J'ai su d'une mère japonaise qui disait à ses cinq enfants très aimés, lorsqu'ils s'absentaient: surtout ne m'écrivez pas, je ne veux pas m'émotionner.
Quelle sagesse!
Il est en général désagréable de recevoir des lettres.
Les unes sont sans aucun intérêt, les autres en ont de trop et vous laissent l'appétit éveillé, une envie d'en entendre davantage, ou d'être à l'instant même à portée de la main de votre correspondant. L'un et l'autre vous laissent un peu le coeur débordant, la langue paralysée et la main vide.
Il y a encore de celles que l'on porte avec soi pendant des jours, des semaines. Il serait prudent de ne jamais plus en recevoir de cette personne, il se peut que jamais il ne pourra dépasser le bonheur que cette missive vous a procuré.
On la lit, on la relit, jusqu'au jour où elle a perdu sa séduction, sa puissance. Elle est usée, elle ne donne plus son charme, son pouvoir s'est éteint, elle est fanée.
Une lettre arrive, elle a un visage. Elle est là, apparemment inerte, isolée de son entourage, elle vous observe, elle vous attend. Je la considère à mon tour, peut-on si fier?
Je la regarde de loin. Je ne l'ouvre pas, je ne m'en approche qu'avec précaution, quoiqu'elle ne saurait plus s'envoler. Elle est voyageuse, mais à l'heure qu'il est, elle est captive, arrivée au but de sa mission.
Elle vient de loin pour se poser inocemment sur ma table.
Je ne lis immédiatement que les lettres ou indifférentes ou désagréables, les autres je les soigne, je les garde, j'y pense pendant la journée, mais je ne les lis que la nuit, au lit. Les lettres devraient être lues comme elles ont été écrites: lettres de jour, lettres de nuit.
Et les vieiles missives que l'on garde! Les lettres dont on ne peut se séparer, moins encore les détruire; qui sont, lorsqu'on les relit ou anodines, ou indifférentes, elles vous produisent une brûlante douleur.
J'avais ainsi pendant de longs mois un îlot dans un de mes déménagements. Des caisses de lettres que je regardais avec angoisse. Impossible de les lire, impossible de les garder, impossible de les détruire. Une forteresse inattaquable et indestructible. Alors un jour je trouvais le sol déblayé: un être qui savait tout de moi les avait fait disparaître sans me consulter. Je lui en ai été reconnaissante comme d'une action héroïque.

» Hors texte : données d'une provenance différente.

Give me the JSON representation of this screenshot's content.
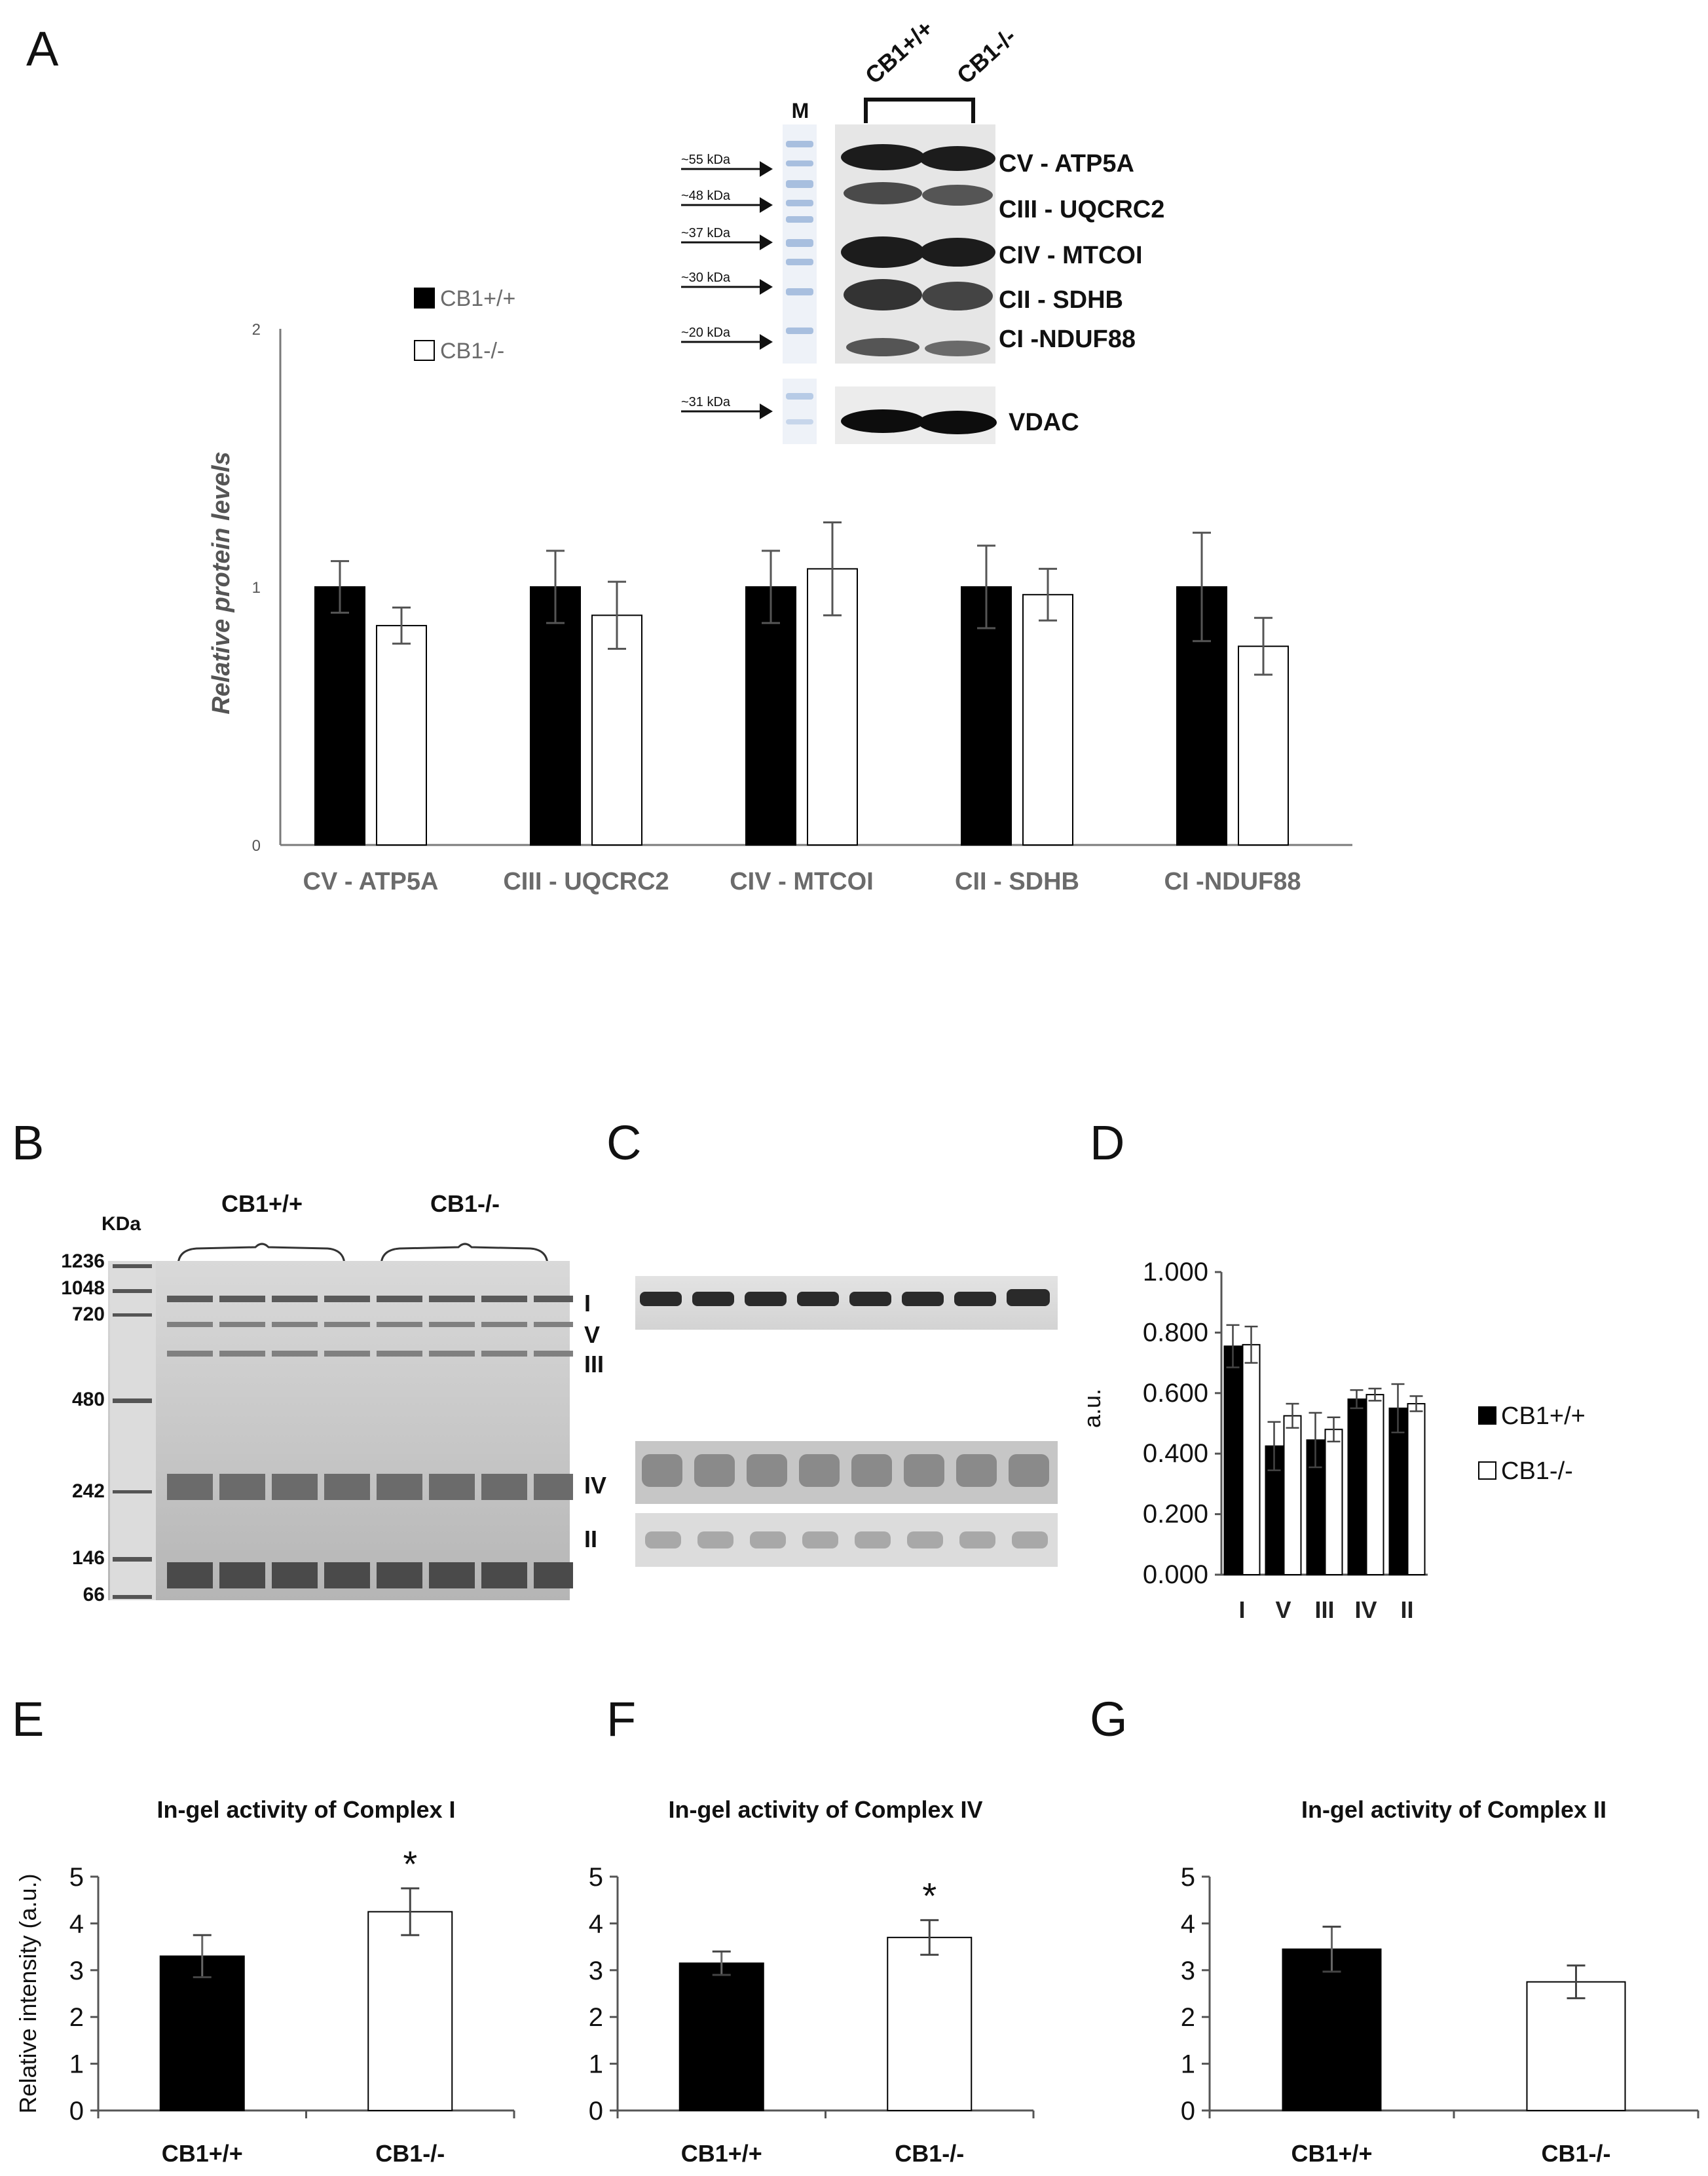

Ne gardez jamais des lettres. Elles changent, ne produisent plus l'effet d'actualité, elles ont perdu leur éclat, leur message, leur souffle.
Mais sachez! Un morceau de papier peut briser une existence.
Heureusement pour nous, les collectionneurs, Mariette conservait ses correspondances. Mieux, après coup elle a restauré de mémoire certaines des premières lettres adressées à Montherlant, afin de reconstituer leurs échanges qu'elle comptait éditer. Mais à la lecture de cette "confession" on apprend aussi que nous n'aurons pas la trace des lettres de ses parents, probablement un tas manquant dans les combles de l'immeuble parisien. Probablement Giuseppe qui devait être l'être qui la connaissait le mieux, nous a fait disparaître l'histoire de son père à La-Chaux-de-Fonds et de sa soeur à Florence, sa Mère à Paris, ses tendres amies d'enfance à Vienne ou Grünenwald, ses deux premiers maris en Hongrie et au Pirée, tourner la page avant son départ pour l'Angleterre et le début de sa quatrième vie à Buenos-Aires.
Ces petits morceaux de papier, elle les a beaucoup disséminés. Ses proches en ont conservé, qui se retrouvent parfois et peuvent justifier sa conclusion: Marguerita Wallman, Marie Stiasny, Elisabeth Janstein, Erica Marx, Julia Saint, enfin Abrisqueta Yuarte ont toutes reçu des traits d'amour et des jets de reproches parfois cruels.